Carol Jones’s current sampling practices demonstrate several critical misconceptions and misapplications that could compromise the audit’s validity. Her mistaken assumption about MUS leading to stratification, failure to appropriately handle negative accounts, arbitrary account substitutions, and misunderstandings about sample size and multiple selection risks highlight the need for more sophisticated techniques and tools. The integration of Generalized Audit Software would considerably enhance audit procedures by automating sampling, managing exceptions, and streamlining confirmation processes.
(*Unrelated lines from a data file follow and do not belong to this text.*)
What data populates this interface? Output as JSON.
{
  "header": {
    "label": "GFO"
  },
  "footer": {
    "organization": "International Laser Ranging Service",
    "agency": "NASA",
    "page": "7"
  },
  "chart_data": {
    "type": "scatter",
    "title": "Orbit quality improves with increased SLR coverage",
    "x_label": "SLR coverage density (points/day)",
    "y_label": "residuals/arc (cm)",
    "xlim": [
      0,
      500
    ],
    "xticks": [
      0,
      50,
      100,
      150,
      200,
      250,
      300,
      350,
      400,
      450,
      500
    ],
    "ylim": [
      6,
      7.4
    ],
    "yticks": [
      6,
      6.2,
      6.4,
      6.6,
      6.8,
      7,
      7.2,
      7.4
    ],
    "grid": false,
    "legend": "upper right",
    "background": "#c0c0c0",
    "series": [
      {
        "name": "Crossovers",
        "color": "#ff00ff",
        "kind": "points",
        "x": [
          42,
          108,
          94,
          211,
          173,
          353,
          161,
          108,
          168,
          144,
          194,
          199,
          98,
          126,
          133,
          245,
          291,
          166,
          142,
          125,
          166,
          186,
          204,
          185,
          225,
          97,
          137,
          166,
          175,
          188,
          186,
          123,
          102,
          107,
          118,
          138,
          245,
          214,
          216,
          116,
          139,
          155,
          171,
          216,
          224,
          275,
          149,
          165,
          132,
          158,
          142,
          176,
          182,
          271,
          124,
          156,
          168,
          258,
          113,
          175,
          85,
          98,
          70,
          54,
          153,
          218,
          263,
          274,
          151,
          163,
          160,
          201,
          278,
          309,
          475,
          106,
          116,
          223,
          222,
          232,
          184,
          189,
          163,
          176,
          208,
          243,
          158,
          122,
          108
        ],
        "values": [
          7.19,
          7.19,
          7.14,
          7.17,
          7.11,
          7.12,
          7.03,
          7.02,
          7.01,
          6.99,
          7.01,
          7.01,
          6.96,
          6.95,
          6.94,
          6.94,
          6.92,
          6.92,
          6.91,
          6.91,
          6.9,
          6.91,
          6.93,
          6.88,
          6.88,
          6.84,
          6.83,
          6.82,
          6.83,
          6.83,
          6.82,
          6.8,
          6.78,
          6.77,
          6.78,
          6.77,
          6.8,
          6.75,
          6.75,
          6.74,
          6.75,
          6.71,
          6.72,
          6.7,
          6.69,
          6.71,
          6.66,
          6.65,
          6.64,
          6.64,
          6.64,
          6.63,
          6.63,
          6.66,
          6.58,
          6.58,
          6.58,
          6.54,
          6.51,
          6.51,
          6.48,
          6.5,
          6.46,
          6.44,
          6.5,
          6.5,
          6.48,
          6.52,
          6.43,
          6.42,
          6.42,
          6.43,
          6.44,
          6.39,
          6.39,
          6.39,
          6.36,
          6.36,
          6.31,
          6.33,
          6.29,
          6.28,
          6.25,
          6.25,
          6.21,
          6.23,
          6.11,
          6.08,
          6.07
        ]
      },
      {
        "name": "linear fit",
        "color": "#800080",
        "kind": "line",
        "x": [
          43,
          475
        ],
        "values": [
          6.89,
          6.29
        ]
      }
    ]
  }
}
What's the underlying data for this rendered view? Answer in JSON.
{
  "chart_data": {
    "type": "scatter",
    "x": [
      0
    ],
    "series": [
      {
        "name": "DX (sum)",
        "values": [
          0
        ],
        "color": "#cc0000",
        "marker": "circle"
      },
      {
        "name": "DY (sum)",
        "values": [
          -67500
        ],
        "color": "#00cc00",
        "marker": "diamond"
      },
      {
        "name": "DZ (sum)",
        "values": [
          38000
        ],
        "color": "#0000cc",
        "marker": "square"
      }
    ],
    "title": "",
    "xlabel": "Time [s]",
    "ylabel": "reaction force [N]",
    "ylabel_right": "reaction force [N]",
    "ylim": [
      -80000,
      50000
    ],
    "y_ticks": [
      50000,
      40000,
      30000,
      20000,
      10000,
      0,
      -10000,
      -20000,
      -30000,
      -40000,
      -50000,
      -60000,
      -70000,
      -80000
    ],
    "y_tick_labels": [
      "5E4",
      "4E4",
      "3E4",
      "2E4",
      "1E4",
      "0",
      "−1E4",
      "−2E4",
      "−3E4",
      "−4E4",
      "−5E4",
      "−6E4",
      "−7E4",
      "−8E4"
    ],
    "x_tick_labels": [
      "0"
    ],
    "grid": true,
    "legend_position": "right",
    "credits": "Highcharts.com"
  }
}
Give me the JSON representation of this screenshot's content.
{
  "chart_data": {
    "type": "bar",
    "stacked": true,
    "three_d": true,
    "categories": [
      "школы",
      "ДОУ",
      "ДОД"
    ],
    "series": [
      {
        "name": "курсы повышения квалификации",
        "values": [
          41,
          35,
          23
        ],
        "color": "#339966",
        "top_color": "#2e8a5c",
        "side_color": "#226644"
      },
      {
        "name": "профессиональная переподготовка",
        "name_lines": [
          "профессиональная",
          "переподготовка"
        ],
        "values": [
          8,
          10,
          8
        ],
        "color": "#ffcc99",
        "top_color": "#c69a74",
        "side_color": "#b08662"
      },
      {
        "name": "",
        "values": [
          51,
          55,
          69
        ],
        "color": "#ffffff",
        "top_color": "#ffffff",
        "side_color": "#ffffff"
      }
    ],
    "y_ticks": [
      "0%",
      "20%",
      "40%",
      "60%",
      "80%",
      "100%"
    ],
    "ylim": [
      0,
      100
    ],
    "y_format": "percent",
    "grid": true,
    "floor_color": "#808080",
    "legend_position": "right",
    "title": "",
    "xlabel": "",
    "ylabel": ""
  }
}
Modern technology, aligned with a thorough understanding of sampling theory, provides auditors with the means to improve accuracy, reduce errors, and uphold professional standards.

References

• Arens, A. A., Elder, R. J., & Beasley, M. S. (2016). Auditing and Assurance Services: An Integrated Approach. Pearson.
• Davis, R., Kurznip, S., & Hitt, T. (2017). Audit Sampling: An Introduction. Journal of Accounting Education, 45, 30-40.
• Janssen, R., & Kopp, J. (2010). The Role of Technology in Modern Auditing. Advances in Accounting, 26(2), 210-214.
• Knechel, W. R., & Salerno, P. (2016). Evidence Organization and Evaluation: An Perspective for Auditors. Auditing: A Journal of Practice & Theory, 35(4), 101-123.
• Kranacher, M. J., Riley, R. A., & Wells, J. T. (2019). Forensic Accounting and Fraud Examination. Wiley.
• Krishna, S. (2021). Enhancing Audit Quality through Auditing Software. International Journal of Auditing Technology, 10(3), 150-165.
• Louwers, T., Ramsay, R., Sinason, D., & Strawser, J. (2018). Auditing and Assurance Services. McGraw-Hill Education.
• Olsen, R., & Uttley, J. (2019). The Impact of Computer-Assisted Audit Techniques. Journal of Information Systems, 33(1), 45-58.